There is much to repay

THE OUTSIDER - Erwin T. Romulo -

They never get it right in movies or on TV. There may be a few exceptions, but really, working in print publishing — whether for a newspaper or a magazine either as a writer or an editor — isn’t like that at all. Well, at least not in my experience. Perhaps to capture all of it in two hours — the long hours, the deadlines, the typos (!), the egos, the frustration, the 3 a.m. epiphanies, the neglect of personal relations outside of work obligations, the sweat and tears (no blood yet, thankfully enough), the brilliance and stupidity, not to mention the petulance and pettiness you have to deal with (often from the same source), and the small acts of empathy and kindness that go a long way toward assuaging the fact that you will barely make a living doing this — may be too much for most filmmakers. There’s also the tedium of waiting for an interview, an article, or even just getting even a page to work that’s sure not to enthrall audiences. Hitchcock once quipped: “Drama is life with all the boring bits taken out.” No wonder then that he only made one (if I’m not mistaken) picture with a journalist as the hero and it was for the war effort at that.

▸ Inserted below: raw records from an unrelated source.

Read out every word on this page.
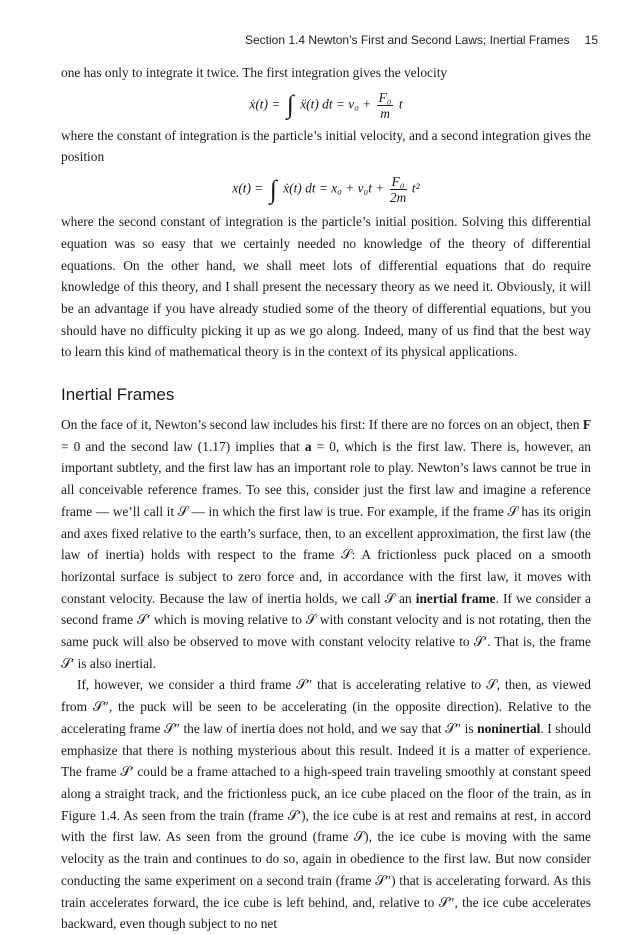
Section 1.4 Newton’s First and Second Laws; Inertial Frames 15

one has only to integrate it twice. The first integration gives the velocity

ẋ(t) = ∫ ẍ(t) dt = $v_0 + \frac{\text{F₀}}{m}$ t

where the constant of integration is the particle’s initial velocity, and a second integration gives the position

x(t) = ∫ ẋ(t) dt = $x_0 + v_0t + \frac{\text{F₀}}{2m} t^2$

where the second constant of integration is the particle’s initial position. Solving this differential equation was so easy that we certainly needed no knowledge of the theory of differential equations. On the other hand, we shall meet lots of differential equations that do require knowledge of this theory, and I shall present the necessary theory as we need it. Obviously, it will be an advantage if you have already studied some of the theory of differential equations, but you should have no difficulty picking it up as we go along. Indeed, many of us find that the best way to learn this kind of mathematical theory is in the context of its physical applications.

Inertial Frames

On the face of it, Newton’s second law includes his first: If there are no forces on an object, then F = 0 and the second law (1.17) implies that a = 0, which is the first law. There is, however, an important subtlety, and the first law has an important role to play. Newton’s laws cannot be true in all conceivable reference frames. To see this, consider just the first law and imagine a reference frame — we’ll call it 𝒮 — in which the first law is true. For example, if the frame 𝒮 has its origin and axes fixed relative to the earth’s surface, then, to an excellent approximation, the first law (the law of inertia) holds with respect to the frame 𝒮: A frictionless puck placed on a smooth horizontal surface is subject to zero force and, in accordance with the first law, it moves with constant velocity. Because the law of inertia holds, we call 𝒮 an inertial frame. If we consider a second frame 𝒮′ which is moving relative to 𝒮 with constant velocity and is not rotating, then the same puck will also be observed to move with constant velocity relative to 𝒮′. That is, the frame 𝒮′ is also inertial.

If, however, we consider a third frame 𝒮″ that is accelerating relative to 𝒮, then, as viewed from 𝒮″, the puck will be seen to be accelerating (in the opposite direction). Relative to the accelerating frame 𝒮″ the law of inertia does not hold, and we say that 𝒮″ is noninertial. I should emphasize that there is nothing mysterious about this result. Indeed it is a matter of experience. The frame 𝒮′ could be a frame attached to a high-speed train traveling smoothly at constant speed along a straight track, and the frictionless puck, an ice cube placed on the floor of the train, as in Figure 1.4. As seen from the train (frame 𝒮′), the ice cube is at rest and remains at rest, in accord with the first law. As seen from the ground (frame 𝒮), the ice cube is moving with the same velocity as the train and continues to do so, again in obedience to the first law. But now consider conducting the same experiment on a second train (frame 𝒮″) that is accelerating forward. As this train accelerates forward, the ice cube is left behind, and, relative to 𝒮″, the ice cube accelerates backward, even though subject to no net
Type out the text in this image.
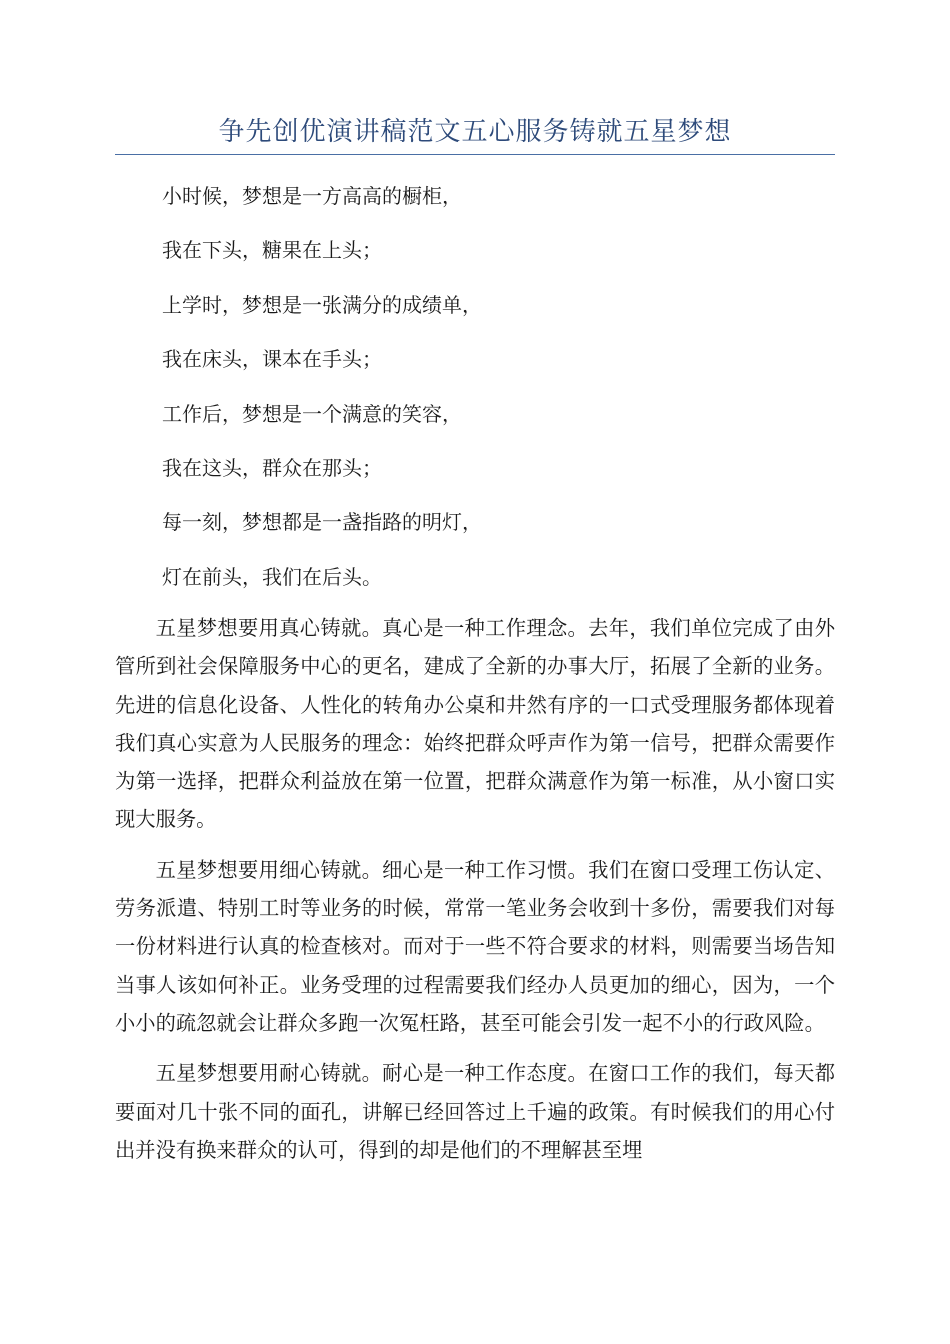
争先创优演讲稿范文五心服务铸就五星梦想
小时候，梦想是一方高高的橱柜，
我在下头，糖果在上头；
上学时，梦想是一张满分的成绩单，
我在床头，课本在手头；
工作后，梦想是一个满意的笑容，
我在这头，群众在那头；
每一刻，梦想都是一盏指路的明灯，
灯在前头，我们在后头。

五星梦想要用真心铸就。真心是一种工作理念。去年，我们单位完成了由外管所到社会保障服务中心的更名，建成了全新的办事大厅，拓展了全新的业务。先进的信息化设备、人性化的转角办公桌和井然有序的一口式受理服务都体现着我们真心实意为人民服务的理念：始终把群众呼声作为第一信号，把群众需要作为第一选择，把群众利益放在第一位置，把群众满意作为第一标准，从小窗口实现大服务。

五星梦想要用细心铸就。细心是一种工作习惯。我们在窗口受理工伤认定、劳务派遣、特别工时等业务的时候，常常一笔业务会收到十多份，需要我们对每一份材料进行认真的检查核对。而对于一些不符合要求的材料，则需要当场告知当事人该如何补正。业务受理的过程需要我们经办人员更加的细心，因为，一个小小的疏忽就会让群众多跑一次冤枉路，甚至可能会引发一起不小的行政风险。

五星梦想要用耐心铸就。耐心是一种工作态度。在窗口工作的我们，每天都要面对几十张不同的面孔，讲解已经回答过上千遍的政策。有时候我们的用心付出并没有换来群众的认可，得到的却是他们的不理解甚至埋
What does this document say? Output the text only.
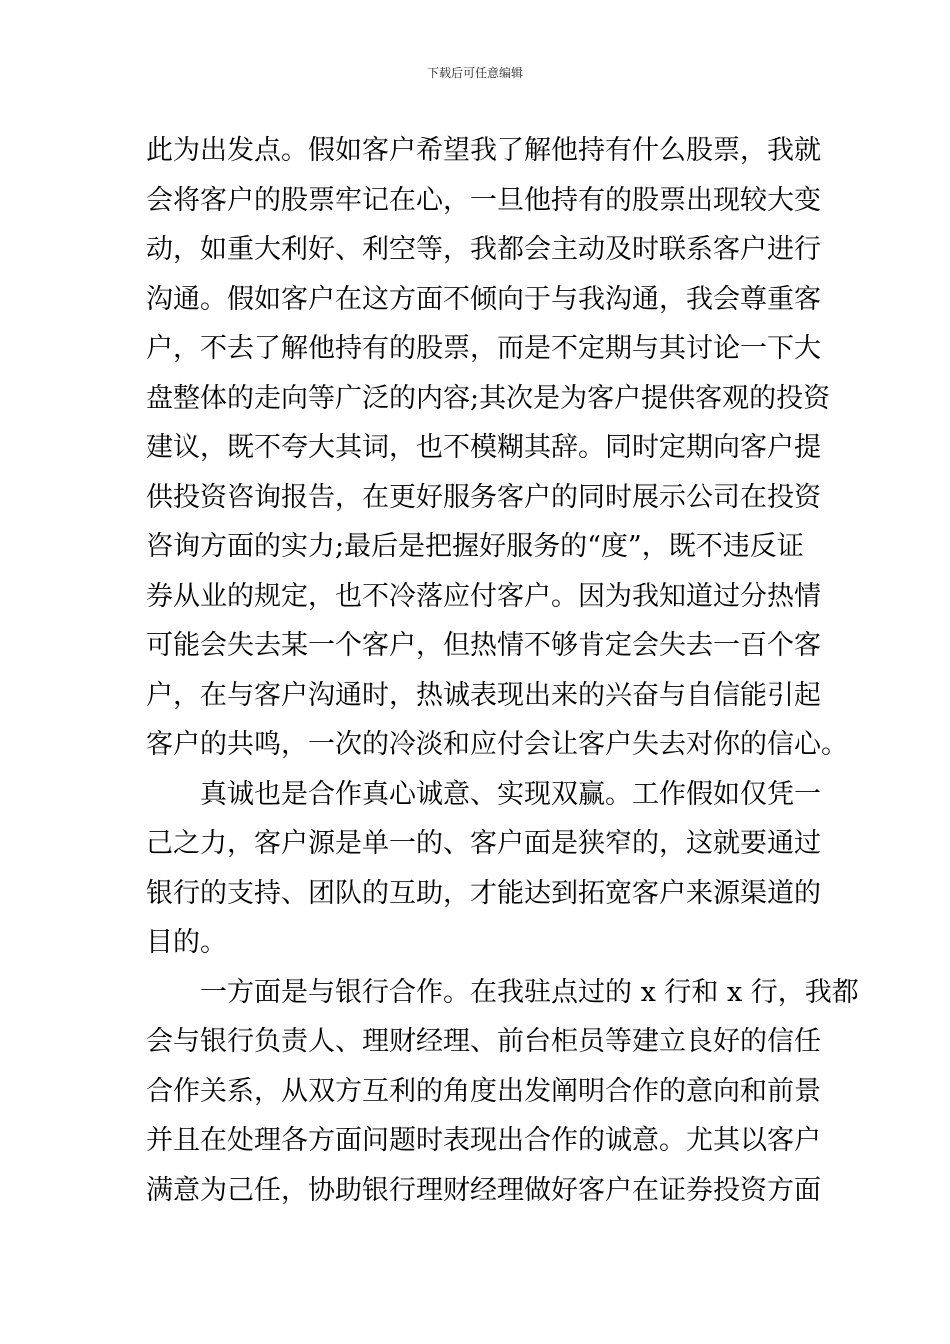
下载后可任意编辑
此为出发点。假如客户希望我了解他持有什么股票，我就
会将客户的股票牢记在心，一旦他持有的股票出现较大变
动，如重大利好、利空等，我都会主动及时联系客户进行
沟通。假如客户在这方面不倾向于与我沟通，我会尊重客
户，不去了解他持有的股票，而是不定期与其讨论一下大
盘整体的走向等广泛的内容;其次是为客户提供客观的投资
建议，既不夸大其词，也不模糊其辞。同时定期向客户提
供投资咨询报告，在更好服务客户的同时展示公司在投资
咨询方面的实力;最后是把握好服务的“度”，既不违反证
券从业的规定，也不冷落应付客户。因为我知道过分热情
可能会失去某一个客户，但热情不够肯定会失去一百个客
户，在与客户沟通时，热诚表现出来的兴奋与自信能引起
客户的共鸣，一次的冷淡和应付会让客户失去对你的信心。
真诚也是合作真心诚意、实现双赢。工作假如仅凭一
己之力，客户源是单一的、客户面是狭窄的，这就要通过
银行的支持、团队的互助，才能达到拓宽客户来源渠道的
目的。
一方面是与银行合作。在我驻点过的 x 行和 x 行，我都
会与银行负责人、理财经理、前台柜员等建立良好的信任
合作关系，从双方互利的角度出发阐明合作的意向和前景
并且在处理各方面问题时表现出合作的诚意。尤其以客户
满意为己任，协助银行理财经理做好客户在证券投资方面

Why, then, would anyone choose to do it? There are a lot of reasons for different people. The best will tell you that it’s because of love or a need to do it. That’s valid even if it is a cliché. But if I’d have to go into specifics — and I really do, to be fair to all of you reading this — it’ll be because of the friendships that come as a result. Contrary to what others might think, I don’t think anyone goes into this job wanting to be hated. Certainly not me. I’ve met the best people doing this. What’s more is that they’ve become my friends. Apart from family, those are the most significant relationships in my life. But if I were to be more specific, then I’d give you a single person who’s made it all worth it.

I first met Alexis Tioseco in late 2001. At that time, it was a love for the movies that brought us together (along with a few others in our circle like Quark Henares, Marie Jamora and Ramon De Veyra). Or rather, what secured the bond between us was the conviction that our cinema was among the greatest in the world.

I don’t recall that there was any serious talk about film journalism as a career. Well, at least none that I can recall now. We were just bananas about movies. Of course, it did lead to some work but that all just happened as a result of seeing too many movies and talking (i.e. arguing) about them too much. The mindset was more like this: Make movies, yes. Appear in them? Erm, yeah, just to support the friends. Write about them — why not? Watch movies? Always.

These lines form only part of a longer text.